Her pupils were insanely wide – almost the whole of her iris was gone, leaving only a narrow band of blue, made all the more unsettling by the contrast with the black. The quality of the black was strange, too, as if it held much more depth than just the cavity inside her eyeball.
Spencer swallowed.
She didn't appear to have noticed his reaction, however, since whomever had called her was clearly doing a good job of irritating the hell out of her.
"No, I'm not deliberately putting you off!" she snapped, beginning to lose her temper. She rolled her eyes at Spencer, which was particularly weird given how odd they looked. "That's all very well, but I'm afraid tracing a missing ten year old whose parents have just been murdered rather takes priority over a social engagement I didn't agree to come to in the first place. Goodbye." She hung up and shoved her cell back in her pocket, clearly annoyed. "Some people!" she grumbled, and met his gaze. "Troy's family," she explained.
So that's 'Lily's' real name.
"Families are tricky," he found himself saying.
"You're right there." She sighed heavily. "Did it work, by the way?"
"What?" he asked, and then realised she was referring to the lack of phantom ants. "Oh, yeah. Well, I feel less… crowded at least."
"Good." She looked at the RV. "Nasty little thing, that was, but not permanently damaging."
She made a move towards the front of the RV, and suddenly Spencer was seized by the notion that people in law enforcement might make their own minds up about a pupil size like that.
"Um, Pearce – your – your eyes," he said, catching her elbow.
"My…" she met his worried gaze and seemed to understand. "Oh, have they gone weird?"
He nodded mutely. It was still kind of freaking him out – like someone had replaced her normal, human eyes, with something disproportionate, that a manga or anime character might have.
"Ah bollocks, I thought I'd be okay." She grimaced. "I… had to look for the source of it and sometimes the place I have to look – messes with my eyes."
Spencer swallowed. He'd read about it, back when they'd been fast friends and he'd wanted to know everything about her – and about her weird skills.
"Liminal space," he said, and saw her weird, overly dark eyes widen slightly.
"Yes, that's what Lemuel Grey calls it," she said, surprised.
They regarded one another for a moment, like strangers who had suddenly found common ground.

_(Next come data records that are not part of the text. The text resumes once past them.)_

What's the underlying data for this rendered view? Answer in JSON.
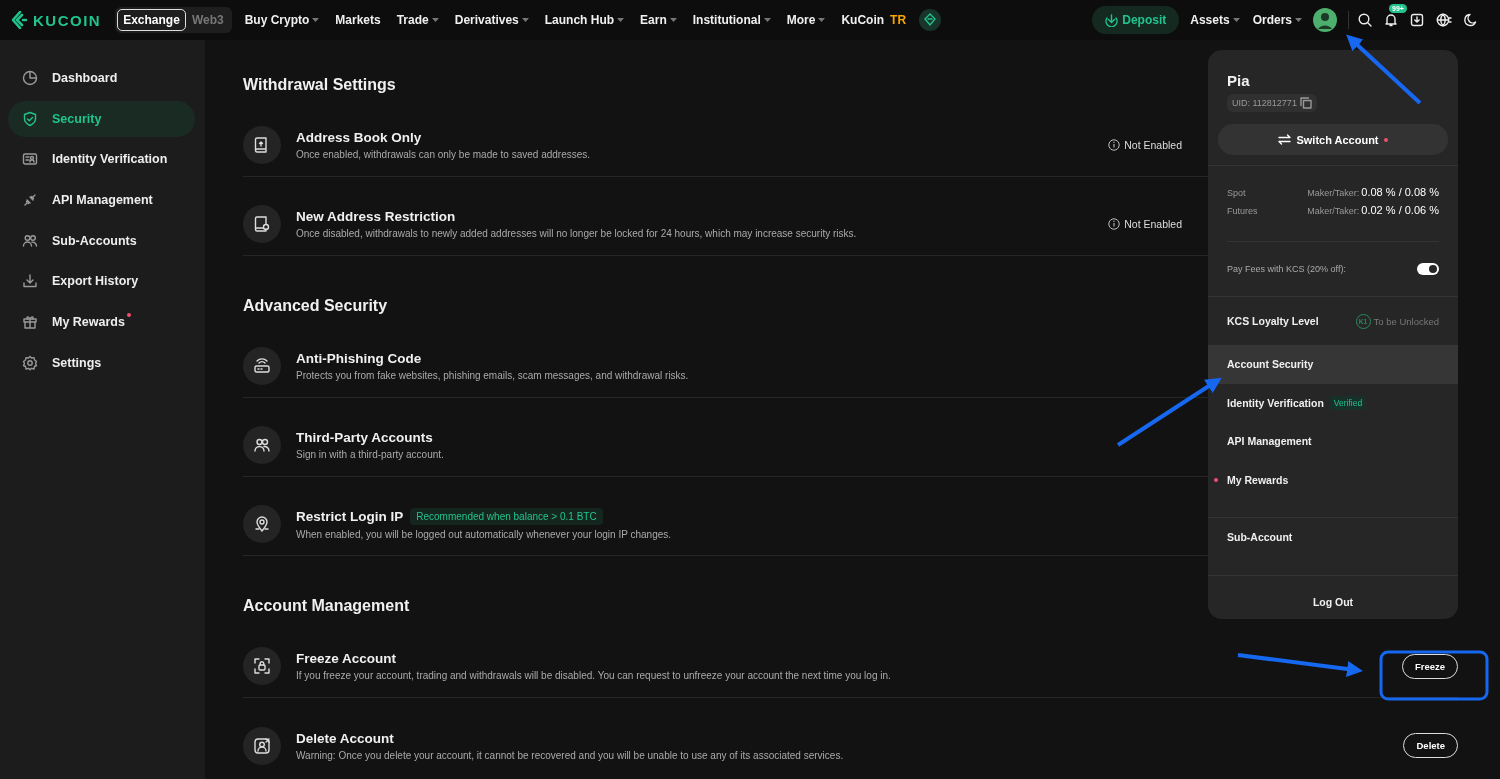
{
  "topbar": {
    "logo": "KUCOIN",
    "switch": [
      {
        "label": "Exchange",
        "selected": true
      },
      {
        "label": "Web3",
        "selected": false
      }
    ],
    "nav": [
      {
        "label": "Buy Crypto",
        "dropdown": true
      },
      {
        "label": "Markets",
        "dropdown": false
      },
      {
        "label": "Trade",
        "dropdown": true
      },
      {
        "label": "Derivatives",
        "dropdown": true
      },
      {
        "label": "Launch Hub",
        "dropdown": true
      },
      {
        "label": "Earn",
        "dropdown": true
      },
      {
        "label": "Institutional",
        "dropdown": true
      },
      {
        "label": "More",
        "dropdown": true
      }
    ],
    "region": {
      "label": "KuCoin",
      "badge": "TR"
    },
    "deposit": "Deposit",
    "menus": [
      {
        "label": "Assets",
        "dropdown": true
      },
      {
        "label": "Orders",
        "dropdown": true
      }
    ],
    "notifications": "99+"
  },
  "sidebar": {
    "items": [
      {
        "label": "Dashboard",
        "selected": false,
        "dot": false
      },
      {
        "label": "Security",
        "selected": true,
        "dot": false
      },
      {
        "label": "Identity Verification",
        "selected": false,
        "dot": false
      },
      {
        "label": "API Management",
        "selected": false,
        "dot": false
      },
      {
        "label": "Sub-Accounts",
        "selected": false,
        "dot": false
      },
      {
        "label": "Export History",
        "selected": false,
        "dot": false
      },
      {
        "label": "My Rewards",
        "selected": false,
        "dot": true
      },
      {
        "label": "Settings",
        "selected": false,
        "dot": false
      }
    ]
  },
  "sections": [
    {
      "title": "Withdrawal Settings",
      "rows": [
        {
          "title": "Address Book Only",
          "description": "Once enabled, withdrawals can only be made to saved addresses.",
          "status": "Not Enabled"
        },
        {
          "title": "New Address Restriction",
          "description": "Once disabled, withdrawals to newly added addresses will no longer be locked for 24 hours, which may increase security risks.",
          "status": "Not Enabled"
        }
      ]
    },
    {
      "title": "Advanced Security",
      "rows": [
        {
          "title": "Anti-Phishing Code",
          "description": "Protects you from fake websites, phishing emails, scam messages, and withdrawal risks."
        },
        {
          "title": "Third-Party Accounts",
          "description": "Sign in with a third-party account."
        },
        {
          "title": "Restrict Login IP",
          "tag": "Recommended when balance > 0.1 BTC",
          "description": "When enabled, you will be logged out automatically whenever your login IP changes."
        }
      ]
    },
    {
      "title": "Account Management",
      "rows": [
        {
          "title": "Freeze Account",
          "description": "If you freeze your account, trading and withdrawals will be disabled. You can request to unfreeze your account the next time you log in.",
          "action": "Freeze"
        },
        {
          "title": "Delete Account",
          "description": "Warning: Once you delete your account, it cannot be recovered and you will be unable to use any of its associated services.",
          "action": "Delete"
        }
      ]
    }
  ],
  "account_menu": {
    "name": "Pia",
    "uid": "UID: 112812771",
    "switch_account": {
      "label": "Switch Account",
      "dot": true
    },
    "fees": [
      {
        "market": "Spot",
        "label": "Maker/Taker:",
        "value": "0.08 % / 0.08 %"
      },
      {
        "market": "Futures",
        "label": "Maker/Taker:",
        "value": "0.02 % / 0.06 %"
      }
    ],
    "pay_with_kcs": {
      "label": "Pay Fees with KCS (20% off):",
      "on": true
    },
    "loyalty": {
      "label": "KCS Loyalty Level",
      "badge": "K1",
      "status": "To be Unlocked"
    },
    "items": [
      {
        "label": "Account Security",
        "selected": true,
        "dot": false
      },
      {
        "label": "Identity Verification",
        "selected": false,
        "dot": false,
        "badge": "Verified"
      },
      {
        "label": "API Management",
        "selected": false,
        "dot": false
      },
      {
        "label": "My Rewards",
        "selected": false,
        "dot": true
      }
    ],
    "sub_account": "Sub-Account",
    "logout": "Log Out"
  }
}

Or old friends who had remembered what it was like not to be enemies anymore, he thought.
Belatedly, he realised he was still holding onto her elbow and dropped his hand.
"Um, maybe just try to keep your gaze low until we get back in the SUV," he suggested, eliciting the faintest of smiles.
She looked away and then back again, and gave him a look that was equal parts amusement and frustration (and maybe the slightest hint of affection), her head tilted to one side.
"You know, that scarf really suits you," she said, to his utter confusion, and then shook her head (possibly at herself). "Come on," she said, the smile on her face turning rather more humourless. "Bad guys to catch."
And with that she strode off around the side of the RV, leaving him behind her, entirely baffled.
"Guys," said Morgan, when Spencer had convinced his feet to start moving. "Just got a call from Hotch – they got her."
"Evelyn Robelard?" Pearce asked hopefully; Spencer noticed she had pulled her fringe down over her eyes a little to conceal them.
"Kathy Gray. They caught her shoplifting at the mall."
Pearce looked up sharply, then immediately at Spencer. "Now, is it just me," she said, "or does that feel way too easy?"